Dans la région métropolitaine, incluant la rive nord jusqu'à Saint-Jérôme et la Montérégie, sur la Rive-Sud, les résultats de ce coup de sonde tendent plutôt à démontrer une bataille à trois. En effet, les libéraux sont en tête avec 29 % des intentions de vote. Le Bloc suit de près, avec 28 %, et les conservateurs obtiennent 22 %. Le NPD reçoit 13 % des appuis.
«Les conservateurs se rapprochent de l'île de Montréal, un peu comme l'avait fait l'ADQ aux dernières élections provinciales. Mais la tendance ne semble pas traverser le pont: la bataille se fera essentiellement entre bloquistes et libéraux sur l'île», précise Jean-Marc Léger.
Dans les autres régions de la province, le PC et le Bloc ne sont jamais bien loin l'un de l'autre, avec respectivement 35 % et 34 % des intentions de vote. Les libéraux se classent troisième, avec seulement 20 % d'appuis. Le NPD doit se contenter d'un maigre 7 %, et le Parti vert, de 3%.

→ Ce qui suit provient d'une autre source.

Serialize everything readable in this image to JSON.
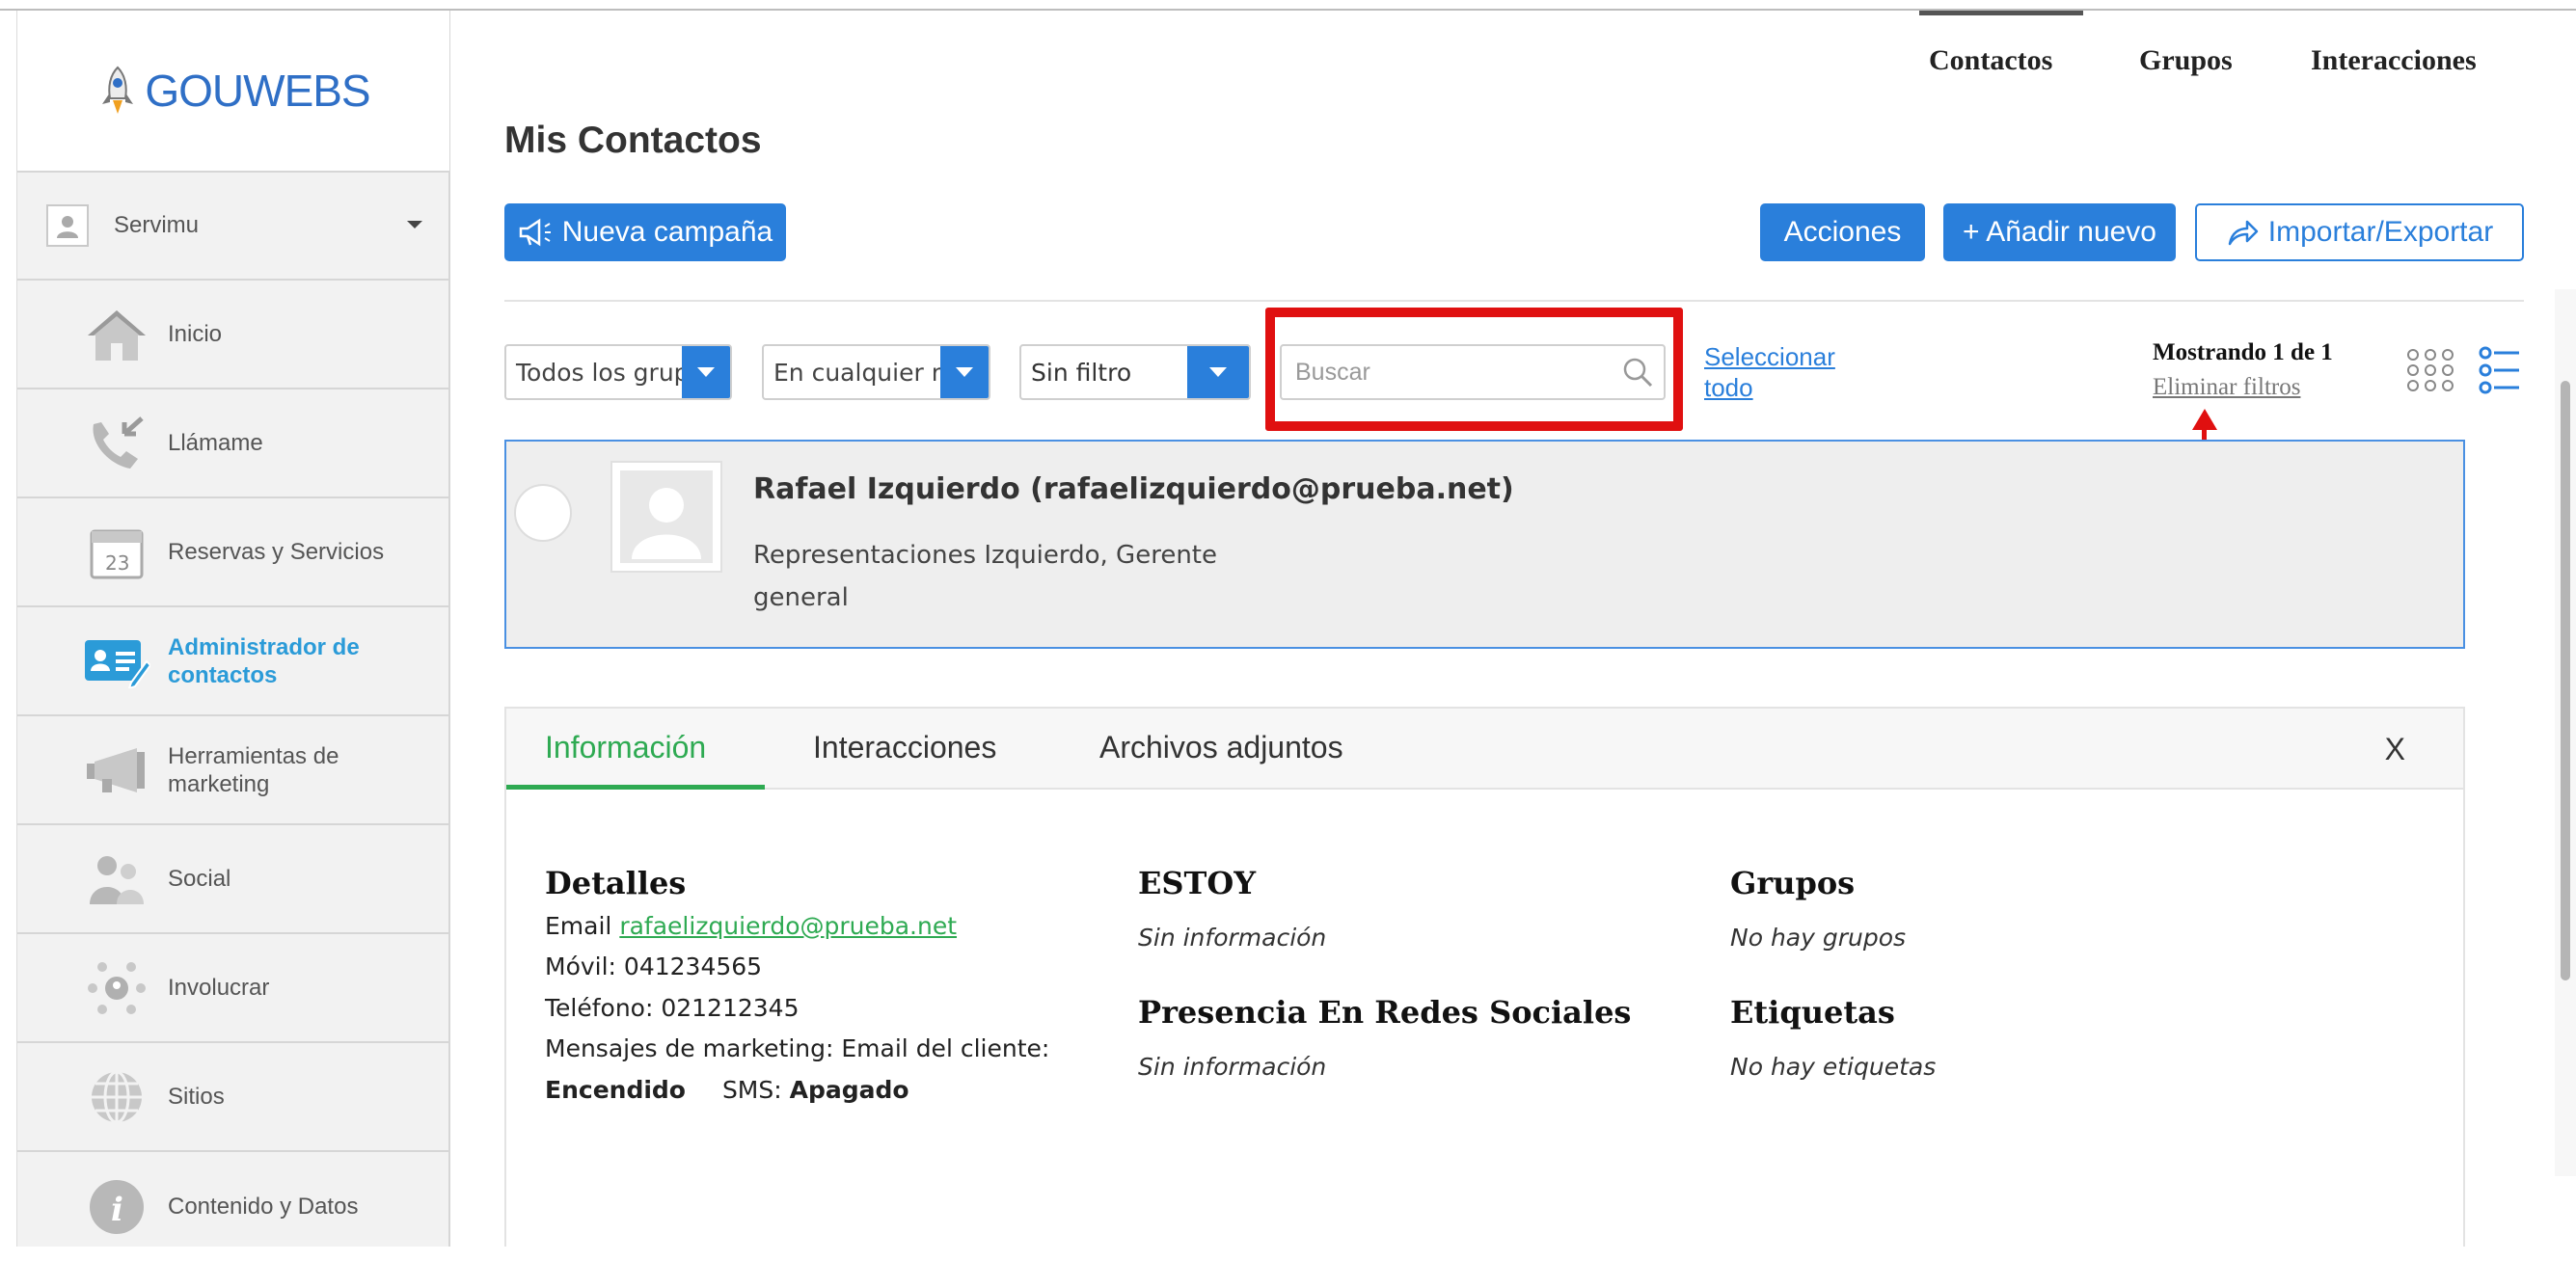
{
  "brand": {
    "logo_text": "GOUWEBS",
    "accent": "#2a7fdb",
    "highlight": "#e01010",
    "success": "#2eaa52"
  },
  "sidebar": {
    "account": {
      "name": "Servimu"
    },
    "items": [
      {
        "label": "Inicio",
        "icon": "home-icon"
      },
      {
        "label": "Llámame",
        "icon": "phone-icon"
      },
      {
        "label": "Reservas y Servicios",
        "icon": "calendar-icon"
      },
      {
        "label": "Administrador de contactos",
        "icon": "contact-card-icon",
        "active": true
      },
      {
        "label": "Herramientas de marketing",
        "icon": "megaphone-icon"
      },
      {
        "label": "Social",
        "icon": "people-icon"
      },
      {
        "label": "Involucrar",
        "icon": "network-icon"
      },
      {
        "label": "Sitios",
        "icon": "globe-icon"
      },
      {
        "label": "Contenido y Datos",
        "icon": "info-icon"
      }
    ]
  },
  "topnav": {
    "contacts": "Contactos",
    "groups": "Grupos",
    "interactions": "Interacciones"
  },
  "page": {
    "title": "Mis Contactos"
  },
  "toolbar": {
    "new_campaign": "Nueva campaña",
    "actions": "Acciones",
    "add_new": "+ Añadir nuevo",
    "import_export": "Importar/Exportar"
  },
  "filters": {
    "groups": "Todos los grupos",
    "when": "En cualquier momento",
    "filter": "Sin filtro",
    "search_placeholder": "Buscar",
    "select_all_1": "Seleccionar",
    "select_all_2": "todo",
    "showing": "Mostrando 1 de 1",
    "clear_filters": "Eliminar filtros"
  },
  "contact": {
    "name": "Rafael Izquierdo (rafaelizquierdo@prueba.net)",
    "company": "Representaciones Izquierdo, Gerente general"
  },
  "detail_tabs": {
    "info": "Información",
    "interactions": "Interacciones",
    "attachments": "Archivos adjuntos",
    "close": "X"
  },
  "details": {
    "heading": "Detalles",
    "email_label": "Email",
    "email": "rafaelizquierdo@prueba.net",
    "mobile": "Móvil: 041234565",
    "phone": "Teléfono: 021212345",
    "marketing": "Mensajes de marketing: Email del cliente:",
    "email_status": "Encendido",
    "sms_label": "SMS:",
    "sms_status": "Apagado"
  },
  "estoy": {
    "heading": "ESTOY",
    "value": "Sin información"
  },
  "social": {
    "heading": "Presencia En Redes Sociales",
    "value": "Sin información"
  },
  "groups": {
    "heading": "Grupos",
    "value": "No hay grupos"
  },
  "tags": {
    "heading": "Etiquetas",
    "value": "No hay etiquetas"
  }
}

Le sondage Léger Marketing, mené pour Le Devoir et The Globe and Mail, a été effectué auprès de 1001 répondants dans toute la province, entre le 29 août et le 3 septembre. La marge d'erreur se situe à 3,4 %, 19 fois sur 20.
La satisfaction à l'égard du gouvernement est en hausse depuis deux mois. Malgré les compressions dans le milieu culturel, les démêlés du PC avec Élections Canada ou la publication en catimini de rapports importants, dont celui des effets des changements climatiques sur la santé des Canadiens à la fin de juillet, plus d'un Québécois sur deux (54%) se disent satisfaits du gouvernement de Stephen Harper. De façon précise, 5 % des répondants affirment être très satisfaits, et 49 %, plutôt satisfaits.
Selon Jean-Marc Léger, c'est plutôt une bonne nouvelle pour les conservateurs, qui y verront un potentiel à la hausse pour faire le plein de votes au Québec.
Toutefois, il semble que le premier ministre suscite certains doutes. À la question «Qui est le politicien le plus honnête?», les Québécois ont attribué la troisième place à M. Harper (18 %), derrière Gilles Duceppe du Bloc québécois (23 %) et Jack Layton du NPD (18 %). Quant au chef libéral, Stéphane Dion, il est jugé le plus honnête par seulement 16 % de la population.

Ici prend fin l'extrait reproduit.